Morgan Housel, a prominent financial advisor and author of “The Psychology of Money,” offered a simple solution. In his view, the key to untroubled living is appreciating what you have instead of constantly striving for what you don’t.
Wanting Even More
In Housel’s recent New York Times bestseller, “The Art of Spending Money,” the author explained that wealth is relative. He used the example of something most of us rely on every day: a car.
“When you’re young, you dream about having a car — any car,” he wrote. “When you get a $10,000 car, you dream of the $20,000 car. When you get a $20,000 car, you dream of the $50,000 car.” It’s a never-ending cycle that can result in the exact opposite of what you might expect. Instead of contentment, you’re stuck in a loop of unfulfilled desire. In Housel’s words, “If you get the $50,000 car, you dream of the $100,000 car. If you get the $100,000 car, you dream of having several $100,000 cars.”
The Enemy Within — And How To Beat It
Housel feels this need for more is largely due to dopamine, a neurotransmitter responsible for sparking anticipation and desire. On a neurological level, the brain doesn’t want the specific object you think you want. Rather, it is primed merely to want. The reward becomes less desirable nearly the moment you attain it.
The key to getting out of the loop, Housel said, is to be satisfied with what you have. “Wanting less can have the same impact on your well-being as gaining more money.”

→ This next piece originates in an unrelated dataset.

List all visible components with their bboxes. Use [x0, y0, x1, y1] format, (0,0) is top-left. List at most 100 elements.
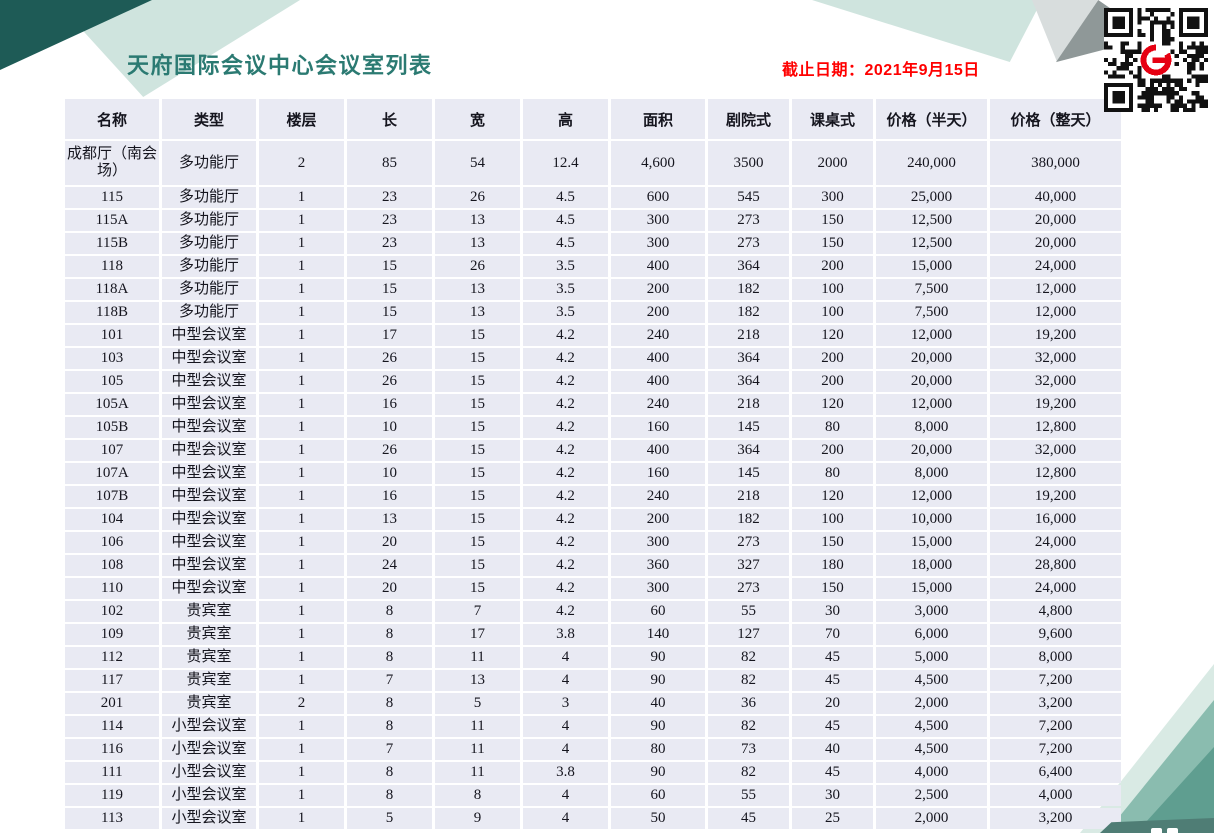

He used the example of an ordinary person, content with their lot in life and genuinely happy, all because of their ability to appreciate what they have. He contrasts that with the plight of a billionaire who wakes up anxious every morning, constantly obsessed with money and envious of anyone who has more. Who, Housel asked, would you rather be?
Life vs. Lifestyle
Constantly wanting more is such a common phenomenon among the wealthy that it’s got a catchy name: lifestyle creep. It’s what causes even wealthy celebrities to spend beyond their means, wanting a bigger private jet and a larger fleet of luxury cars than those people they see as competition. While it may seem counterintuitive that you can be miserable in a mansion and happy in a hovel, in Housel’s view, it’s that dichotomy that’s so critical.
One of the people in his life who mastered contentment was his wife’s grandmother, whom he called “financially poor, but psychologically rich.” Her secret was enjoying the things already present in her life instead of focusing on what was absent. “The gap between what she had and what she wanted was smaller than some people’s with 100 times as much money as she had,” Housel said. “Once you see someone master that equation, you’ll never think about wealth the same.”